Never heard of it? Not many have. It is given annually by the Templeton Foundation for Progress Toward Research or Discoveries about Spiritual Realities. It was intentionally created and funded to provide a larger amount of money to the recipient than the Nobel prize. As of 2006, it is the largest financial award given to any individual of "intellectual" merit for "trying various ways for discoveries and breakthroughs to expand human perceptions of divinity and to help in the acceleration of divine creativity."

Wow! Richard Dawkins, as you might imagine, has summarily criticized the prize as "a very large sum of money given (...) usually to a scientist who is prepared to say something nice about religion." Scientists? Sometimes. But other recipients include Mother Teresa, Billy Graham, Charles Colson, and Bill Bright (Campus Crusade for Christ). But this year, the award went to Charles Taylor, a political and social philosopher whose teaching career was mainly at McGill University in Montreal.

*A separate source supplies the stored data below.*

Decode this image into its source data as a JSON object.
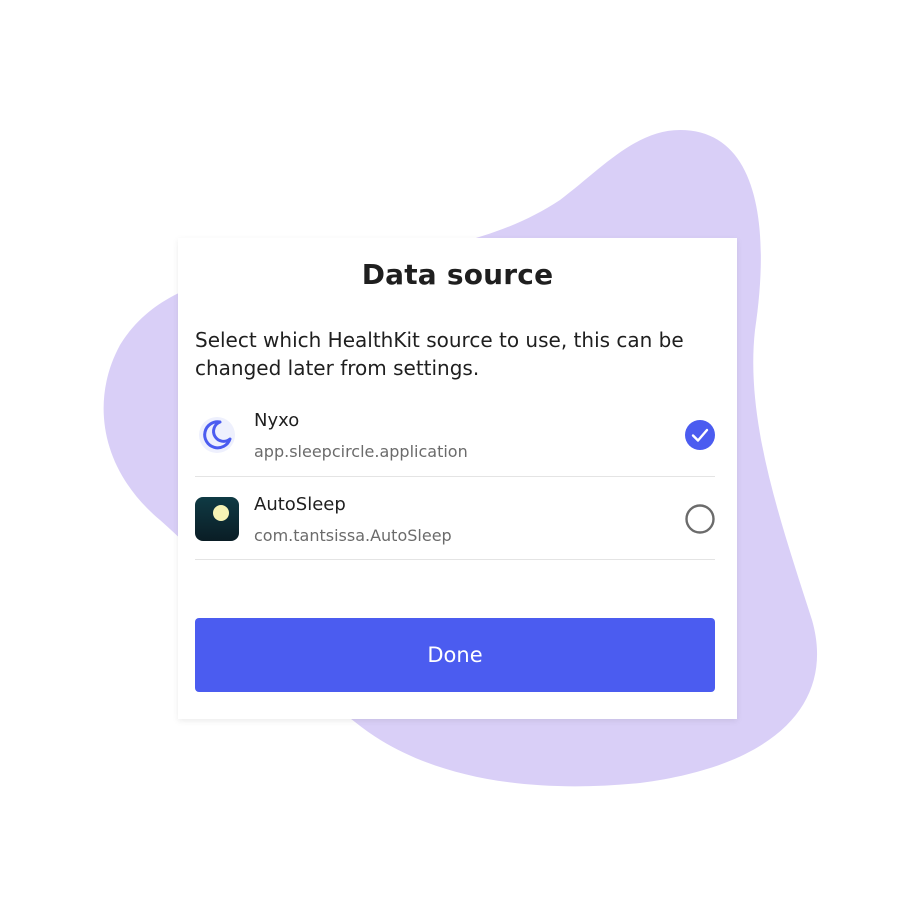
{
  "dialog": {
    "title": "Data source",
    "description": "Select which HealthKit source to use, this can be changed later from settings.",
    "sources": [
      {
        "name": "Nyxo",
        "bundle_id": "app.sleepcircle.application",
        "icon": "moon-icon",
        "selected": true
      },
      {
        "name": "AutoSleep",
        "bundle_id": "com.tantsissa.AutoSleep",
        "icon": "autosleep-app-icon",
        "selected": false
      }
    ],
    "done_label": "Done"
  },
  "colors": {
    "accent": "#4b5cf0",
    "blob": "#d9cff7",
    "text": "#1f1f1f",
    "secondary_text": "#6b6b6b"
  }
}
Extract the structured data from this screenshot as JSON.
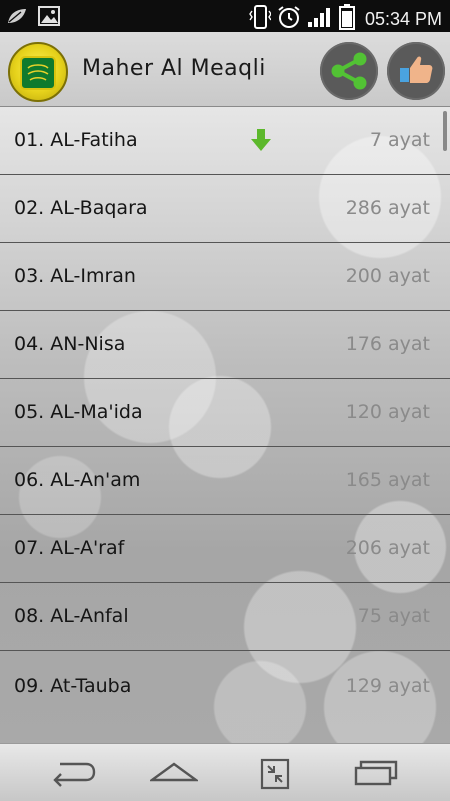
{
  "status_bar": {
    "time": "05:34 PM",
    "icons": [
      "leaf-icon",
      "image-icon",
      "phone-vibrate-icon",
      "alarm-icon",
      "signal-icon",
      "battery-icon"
    ]
  },
  "app": {
    "title": "Maher Al Meaqli",
    "colors": {
      "logo": "#e6d21b",
      "share": "#4caf50",
      "accent_dl": "#5cb82b"
    }
  },
  "surahs": [
    {
      "name": "01. AL-Fatiha",
      "ayat": "7 ayat",
      "downloaded": true
    },
    {
      "name": "02. AL-Baqara",
      "ayat": "286 ayat"
    },
    {
      "name": "03. AL-Imran",
      "ayat": "200 ayat"
    },
    {
      "name": "04. AN-Nisa",
      "ayat": "176 ayat"
    },
    {
      "name": "05. AL-Ma'ida",
      "ayat": "120 ayat"
    },
    {
      "name": "06. AL-An'am",
      "ayat": "165 ayat"
    },
    {
      "name": "07. AL-A'raf",
      "ayat": "206 ayat"
    },
    {
      "name": "08. AL-Anfal",
      "ayat": "75 ayat"
    },
    {
      "name": "09. At-Tauba",
      "ayat": "129 ayat"
    }
  ],
  "nav": [
    "back-icon",
    "home-icon",
    "recent-apps-icon",
    "multitask-icon"
  ]
}
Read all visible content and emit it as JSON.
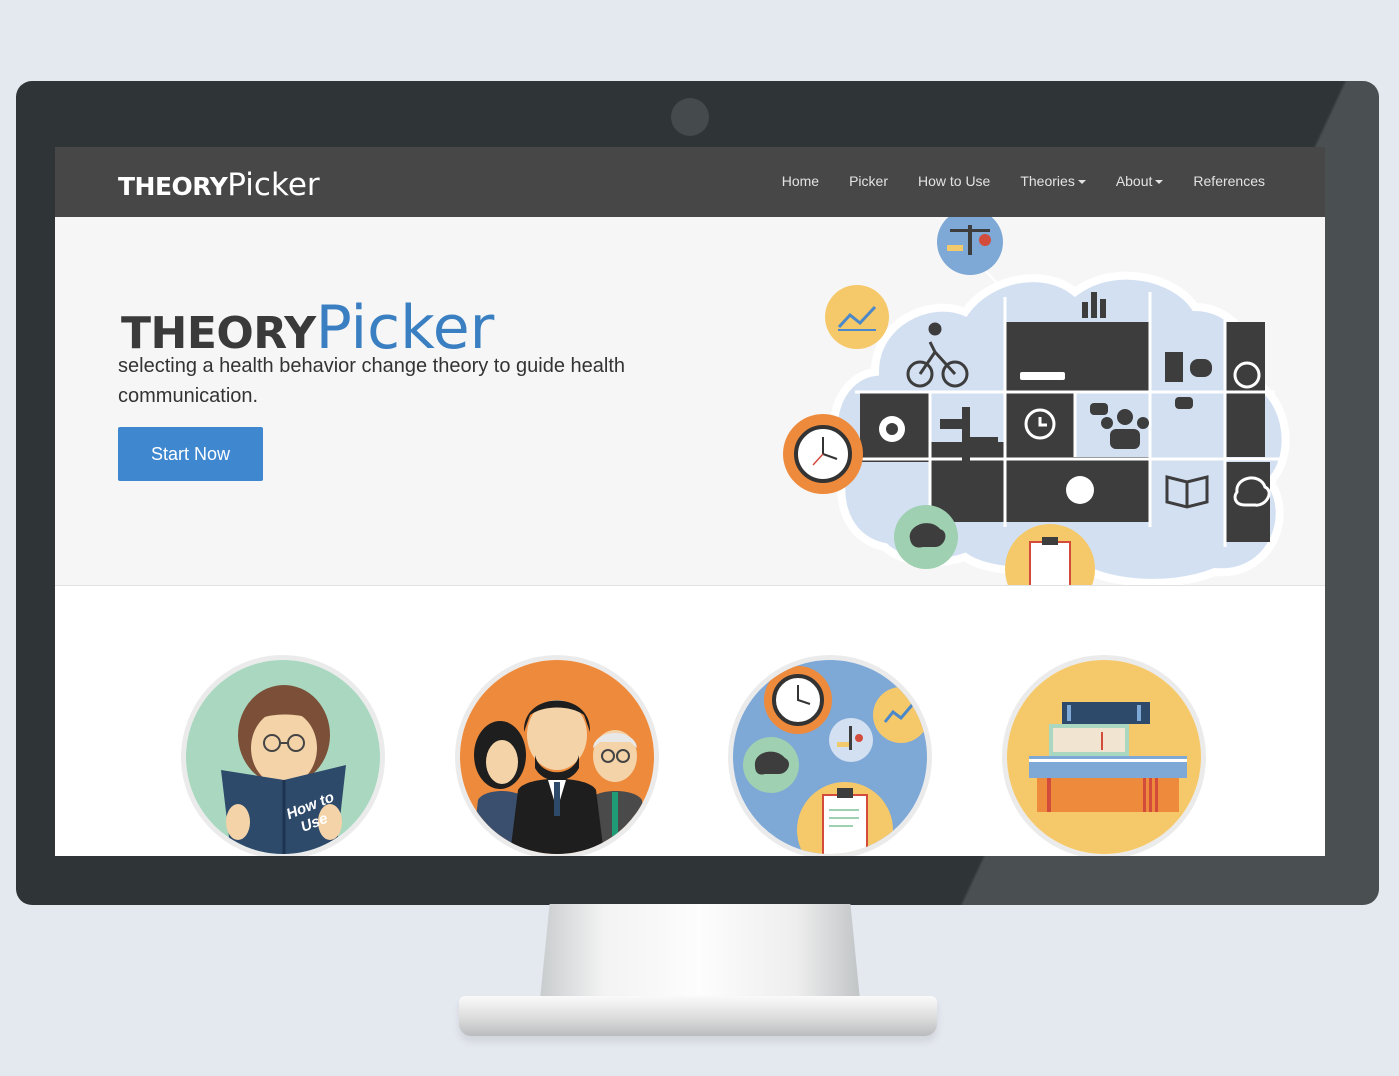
{
  "brand": {
    "part1": "THEORY",
    "part2": "Picker"
  },
  "nav": {
    "items": [
      {
        "label": "Home",
        "dropdown": false
      },
      {
        "label": "Picker",
        "dropdown": false
      },
      {
        "label": "How to Use",
        "dropdown": false
      },
      {
        "label": "Theories",
        "dropdown": true
      },
      {
        "label": "About",
        "dropdown": true
      },
      {
        "label": "References",
        "dropdown": false
      }
    ]
  },
  "hero": {
    "title_part1": "THEORY",
    "title_part2": "Picker",
    "subtitle": "selecting a health behavior change theory to guide health communication.",
    "cta_label": "Start Now"
  },
  "illustration": {
    "book_text_line1": "How to",
    "book_text_line2": "Use"
  },
  "colors": {
    "navbar": "#474747",
    "accent": "#3a7fc1",
    "button": "#3f87cf",
    "hero_bg": "#f6f6f6",
    "monitor": "#2f3537"
  }
}
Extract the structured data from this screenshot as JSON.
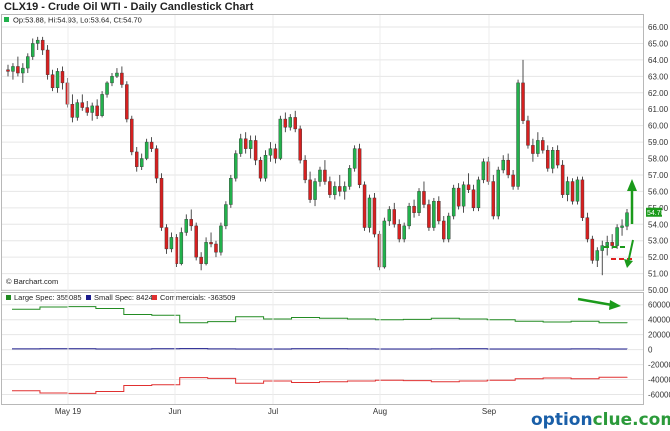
{
  "chart_data": [
    {
      "type": "candlestick",
      "title": "CLX19 - Crude Oil WTI - Daily Candlestick Chart",
      "legend_text": "Op:53.88, Hi:54.93, Lo:53.64, Ct:54.70",
      "last_price_label": "54.70",
      "source_label": "© Barchart.com",
      "ylim": [
        50.0,
        66.0
      ],
      "y_ticks": [
        "66.00",
        "65.00",
        "64.00",
        "63.00",
        "62.00",
        "61.00",
        "60.00",
        "59.00",
        "58.00",
        "57.00",
        "56.00",
        "55.00",
        "54.00",
        "53.00",
        "52.00",
        "51.00",
        "50.00"
      ],
      "x_ticks": [
        "May 19",
        "Jun",
        "Jul",
        "Aug",
        "Sep"
      ],
      "colors": {
        "up": "#22b14c",
        "down": "#d62020",
        "last_price_bg": "#1b9a1b"
      },
      "ohlc": [
        [
          63.4,
          63.7,
          63.0,
          63.3
        ],
        [
          63.3,
          63.8,
          62.8,
          63.6
        ],
        [
          63.6,
          64.2,
          63.0,
          63.2
        ],
        [
          63.2,
          63.8,
          62.6,
          63.5
        ],
        [
          63.5,
          64.4,
          63.2,
          64.2
        ],
        [
          64.2,
          65.3,
          64.0,
          65.0
        ],
        [
          65.0,
          65.4,
          64.6,
          65.2
        ],
        [
          65.2,
          65.4,
          64.3,
          64.6
        ],
        [
          64.6,
          64.9,
          62.8,
          63.1
        ],
        [
          63.1,
          63.4,
          62.1,
          62.3
        ],
        [
          62.3,
          63.5,
          62.0,
          63.3
        ],
        [
          63.3,
          63.6,
          62.2,
          62.6
        ],
        [
          62.6,
          62.9,
          61.1,
          61.3
        ],
        [
          61.3,
          61.9,
          60.2,
          60.5
        ],
        [
          60.5,
          61.6,
          60.3,
          61.4
        ],
        [
          61.4,
          61.9,
          60.9,
          61.1
        ],
        [
          61.1,
          61.5,
          60.6,
          60.8
        ],
        [
          60.8,
          61.4,
          60.3,
          61.2
        ],
        [
          61.2,
          61.6,
          60.4,
          60.6
        ],
        [
          60.6,
          62.1,
          60.5,
          61.9
        ],
        [
          61.9,
          62.7,
          61.7,
          62.6
        ],
        [
          62.6,
          63.2,
          62.4,
          63.0
        ],
        [
          63.0,
          63.5,
          62.9,
          63.2
        ],
        [
          63.2,
          63.6,
          62.3,
          62.5
        ],
        [
          62.5,
          62.7,
          60.2,
          60.4
        ],
        [
          60.4,
          60.6,
          58.2,
          58.4
        ],
        [
          58.4,
          58.7,
          57.2,
          57.5
        ],
        [
          57.5,
          58.3,
          57.3,
          58.0
        ],
        [
          58.0,
          59.2,
          57.9,
          59.0
        ],
        [
          59.0,
          59.3,
          58.4,
          58.6
        ],
        [
          58.6,
          58.8,
          56.5,
          56.8
        ],
        [
          56.8,
          57.1,
          53.6,
          53.8
        ],
        [
          53.8,
          54.0,
          52.2,
          52.5
        ],
        [
          52.5,
          53.5,
          52.3,
          53.2
        ],
        [
          53.2,
          53.4,
          51.4,
          51.6
        ],
        [
          51.6,
          53.8,
          51.5,
          53.5
        ],
        [
          53.5,
          54.6,
          53.3,
          54.3
        ],
        [
          54.3,
          54.9,
          53.6,
          53.9
        ],
        [
          53.9,
          54.1,
          51.8,
          52.0
        ],
        [
          52.0,
          52.3,
          51.2,
          51.6
        ],
        [
          51.6,
          53.2,
          51.5,
          52.9
        ],
        [
          52.9,
          53.5,
          52.6,
          52.8
        ],
        [
          52.8,
          53.0,
          52.0,
          52.3
        ],
        [
          52.3,
          54.1,
          52.1,
          53.9
        ],
        [
          53.9,
          55.4,
          53.7,
          55.2
        ],
        [
          55.2,
          57.0,
          55.0,
          56.8
        ],
        [
          56.8,
          58.5,
          56.6,
          58.3
        ],
        [
          58.3,
          59.5,
          58.1,
          59.2
        ],
        [
          59.2,
          59.6,
          58.3,
          58.6
        ],
        [
          58.6,
          59.4,
          58.0,
          59.1
        ],
        [
          59.1,
          59.4,
          57.6,
          57.9
        ],
        [
          57.9,
          58.1,
          56.6,
          56.8
        ],
        [
          56.8,
          58.5,
          56.6,
          58.2
        ],
        [
          58.2,
          59.0,
          57.8,
          58.6
        ],
        [
          58.6,
          58.9,
          57.7,
          58.0
        ],
        [
          58.0,
          60.6,
          57.9,
          60.4
        ],
        [
          60.4,
          60.8,
          59.6,
          59.9
        ],
        [
          59.9,
          60.7,
          59.7,
          60.5
        ],
        [
          60.5,
          60.9,
          59.6,
          59.8
        ],
        [
          59.8,
          60.0,
          57.7,
          57.9
        ],
        [
          57.9,
          58.2,
          56.5,
          56.7
        ],
        [
          56.7,
          57.2,
          55.3,
          55.5
        ],
        [
          55.5,
          56.8,
          55.1,
          56.6
        ],
        [
          56.6,
          57.5,
          56.3,
          57.3
        ],
        [
          57.3,
          57.9,
          56.4,
          56.6
        ],
        [
          56.6,
          56.9,
          55.6,
          55.8
        ],
        [
          55.8,
          56.6,
          55.5,
          56.3
        ],
        [
          56.3,
          57.0,
          55.7,
          56.0
        ],
        [
          56.0,
          56.6,
          55.5,
          56.3
        ],
        [
          56.3,
          57.6,
          56.1,
          57.4
        ],
        [
          57.4,
          58.8,
          57.2,
          58.6
        ],
        [
          58.6,
          58.9,
          56.2,
          56.4
        ],
        [
          56.4,
          56.6,
          53.6,
          53.8
        ],
        [
          53.8,
          55.8,
          53.5,
          55.6
        ],
        [
          55.6,
          55.9,
          53.2,
          53.4
        ],
        [
          53.4,
          53.6,
          51.2,
          51.4
        ],
        [
          51.4,
          54.4,
          51.3,
          54.2
        ],
        [
          54.2,
          55.1,
          53.9,
          54.9
        ],
        [
          54.9,
          55.3,
          53.8,
          54.0
        ],
        [
          54.0,
          54.3,
          52.9,
          53.1
        ],
        [
          53.1,
          54.1,
          52.9,
          53.9
        ],
        [
          53.9,
          55.3,
          53.7,
          55.1
        ],
        [
          55.1,
          55.5,
          54.4,
          54.7
        ],
        [
          54.7,
          56.2,
          54.5,
          56.0
        ],
        [
          56.0,
          56.6,
          55.0,
          55.2
        ],
        [
          55.2,
          55.5,
          53.6,
          53.8
        ],
        [
          53.8,
          55.6,
          53.6,
          55.4
        ],
        [
          55.4,
          55.7,
          54.0,
          54.2
        ],
        [
          54.2,
          54.5,
          52.9,
          53.1
        ],
        [
          53.1,
          54.7,
          52.9,
          54.5
        ],
        [
          54.5,
          56.4,
          54.3,
          56.2
        ],
        [
          56.2,
          56.5,
          54.9,
          55.1
        ],
        [
          55.1,
          56.6,
          54.7,
          56.4
        ],
        [
          56.4,
          57.1,
          55.9,
          56.1
        ],
        [
          56.1,
          56.4,
          54.8,
          55.0
        ],
        [
          55.0,
          56.9,
          54.8,
          56.7
        ],
        [
          56.7,
          58.0,
          56.5,
          57.8
        ],
        [
          57.8,
          58.1,
          56.4,
          56.6
        ],
        [
          56.6,
          57.0,
          54.3,
          54.5
        ],
        [
          54.5,
          57.5,
          54.3,
          57.3
        ],
        [
          57.3,
          58.2,
          57.1,
          57.9
        ],
        [
          57.9,
          58.3,
          56.8,
          57.0
        ],
        [
          57.0,
          57.3,
          56.1,
          56.3
        ],
        [
          56.3,
          62.8,
          56.1,
          62.6
        ],
        [
          62.6,
          64.0,
          60.1,
          60.3
        ],
        [
          60.3,
          60.6,
          58.6,
          58.8
        ],
        [
          58.8,
          59.2,
          57.8,
          58.3
        ],
        [
          58.3,
          59.6,
          58.1,
          59.1
        ],
        [
          59.1,
          59.3,
          58.3,
          58.5
        ],
        [
          58.5,
          58.8,
          57.2,
          57.4
        ],
        [
          57.4,
          58.7,
          57.1,
          58.5
        ],
        [
          58.5,
          58.8,
          57.4,
          57.6
        ],
        [
          57.6,
          57.9,
          55.6,
          55.8
        ],
        [
          55.8,
          56.9,
          55.4,
          56.6
        ],
        [
          56.6,
          56.8,
          55.2,
          55.4
        ],
        [
          55.4,
          56.9,
          55.2,
          56.7
        ],
        [
          56.7,
          56.9,
          54.2,
          54.4
        ],
        [
          54.4,
          54.7,
          52.9,
          53.1
        ],
        [
          53.1,
          53.3,
          51.6,
          51.8
        ],
        [
          51.8,
          52.6,
          51.4,
          52.4
        ],
        [
          52.4,
          53.0,
          50.9,
          52.7
        ],
        [
          52.7,
          53.3,
          52.1,
          52.9
        ],
        [
          52.9,
          53.4,
          52.5,
          52.7
        ],
        [
          52.7,
          54.0,
          52.5,
          53.8
        ],
        [
          53.8,
          54.3,
          53.3,
          53.9
        ],
        [
          53.88,
          54.93,
          53.64,
          54.7
        ]
      ]
    },
    {
      "type": "line",
      "series": [
        {
          "name": "Large Spec: 355085",
          "color": "#228b22",
          "values": [
            540000,
            570000,
            575000,
            550000,
            470000,
            460000,
            360000,
            375000,
            440000,
            410000,
            430000,
            420000,
            410000,
            400000,
            405000,
            420000,
            410000,
            400000,
            380000,
            370000,
            380000,
            360000,
            355085
          ]
        },
        {
          "name": "Small Spec: 8424",
          "color": "#1a1a8c",
          "values": [
            10000,
            12000,
            11000,
            9000,
            8000,
            12000,
            14000,
            10000,
            8000,
            9000,
            11000,
            12000,
            10000,
            9000,
            8000,
            10000,
            11000,
            9000,
            8000,
            9000,
            10000,
            9000,
            8424
          ]
        },
        {
          "name": "Commercials: -363509",
          "color": "#e03030",
          "values": [
            -550000,
            -580000,
            -585000,
            -560000,
            -480000,
            -470000,
            -375000,
            -385000,
            -450000,
            -420000,
            -440000,
            -430000,
            -420000,
            -410000,
            -415000,
            -430000,
            -420000,
            -410000,
            -390000,
            -380000,
            -390000,
            -370000,
            -363509
          ]
        }
      ],
      "ylim": [
        -700000,
        650000
      ],
      "y_ticks": [
        "600000",
        "400000",
        "200000",
        "0",
        "-200000",
        "-400000",
        "-600000"
      ],
      "y_tick_values": [
        600000,
        400000,
        200000,
        0,
        -200000,
        -400000,
        -600000
      ],
      "x_ticks": [
        "May 19",
        "Jun",
        "Jul",
        "Aug",
        "Sep"
      ]
    }
  ],
  "watermark": {
    "part1": "option",
    "part2": "clue.com"
  }
}
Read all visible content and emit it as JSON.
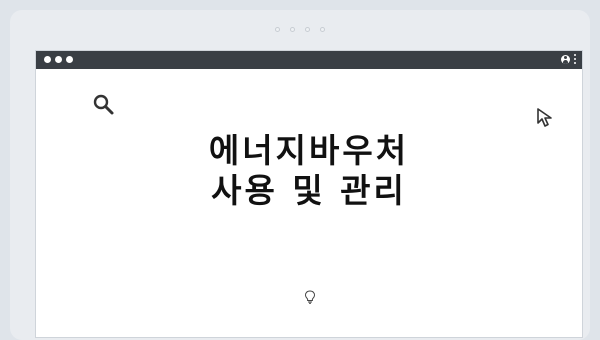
{
  "window": {
    "title_line1": "에너지바우처",
    "title_line2": "사용 및 관리"
  },
  "icons": {
    "search": "search-icon",
    "cursor": "cursor-arrow-icon",
    "bulb": "lightbulb-icon",
    "profile": "profile-icon",
    "menu": "kebab-menu-icon"
  },
  "colors": {
    "titlebar": "#3a3f45",
    "page_bg": "#dfe4ea",
    "window_bg": "#ffffff",
    "text": "#111111"
  }
}
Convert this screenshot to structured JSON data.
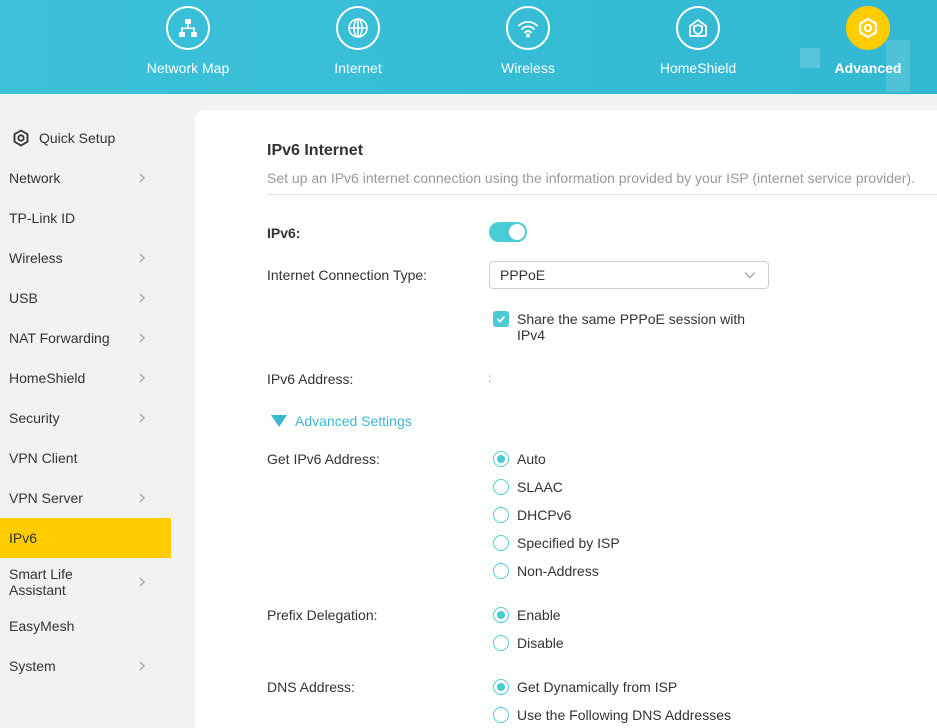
{
  "topnav": {
    "items": [
      {
        "label": "Network Map",
        "icon": "network-map-icon"
      },
      {
        "label": "Internet",
        "icon": "globe-icon"
      },
      {
        "label": "Wireless",
        "icon": "wifi-icon"
      },
      {
        "label": "HomeShield",
        "icon": "homeshield-icon"
      },
      {
        "label": "Advanced",
        "icon": "gear-icon",
        "active": true
      }
    ]
  },
  "sidebar": {
    "items": [
      {
        "label": "Quick Setup"
      },
      {
        "label": "Network"
      },
      {
        "label": "TP-Link ID"
      },
      {
        "label": "Wireless"
      },
      {
        "label": "USB"
      },
      {
        "label": "NAT Forwarding"
      },
      {
        "label": "HomeShield"
      },
      {
        "label": "Security"
      },
      {
        "label": "VPN Client"
      },
      {
        "label": "VPN Server"
      },
      {
        "label": "IPv6",
        "active": true
      },
      {
        "label": "Smart Life Assistant"
      },
      {
        "label": "EasyMesh"
      },
      {
        "label": "System"
      }
    ]
  },
  "main": {
    "title": "IPv6 Internet",
    "subtitle": "Set up an IPv6 internet connection using the information provided by your ISP (internet service provider).",
    "ipv6_label": "IPv6:",
    "ipv6_enabled": true,
    "conn_type_label": "Internet Connection Type:",
    "conn_type_value": "PPPoE",
    "share_session_label": "Share the same PPPoE session with IPv4",
    "share_session_checked": true,
    "address_label": "IPv6 Address:",
    "address_value": ":",
    "advanced_label": "Advanced Settings",
    "get_addr_label": "Get IPv6 Address:",
    "get_addr_options": [
      "Auto",
      "SLAAC",
      "DHCPv6",
      "Specified by ISP",
      "Non-Address"
    ],
    "prefix_label": "Prefix Delegation:",
    "prefix_options": [
      "Enable",
      "Disable"
    ],
    "dns_label": "DNS Address:",
    "dns_options": [
      "Get Dynamically from ISP",
      "Use the Following DNS Addresses"
    ]
  },
  "colors": {
    "accent": "#4acbd6",
    "header": "#3cc1d9",
    "active": "#ffcc00"
  }
}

Taylor failed in politics, trying on four separate occasions to win a seat for the New Democrats, most famously in 1965 to Pierre Trudeau. But today, by winning the Templeton prize, who needs politics?

But let's forget politics for a moment. Taylor is the first Canadian to win the prize. I don't really have a viewpoint on how deserving a recipient Taylor might be, but I am curious how his work will be represented in Canada now he has received this notoriety. I am also curious whether there will be any clarification in his subsequent work as to how the "religious option" can help to improve society. He evidently plans to study how human and biological sciences relate to one another. Evidently, he doesn't completely agree with Stephen Jay Gould that science and religion are "non-overlapping magisteria", but he is somewhat ambivalent nonetheless...perhaps that is one reason why he won the Templeton prize. But let's watch and see what this Canadian does with his 1.4 million dollars, shall we?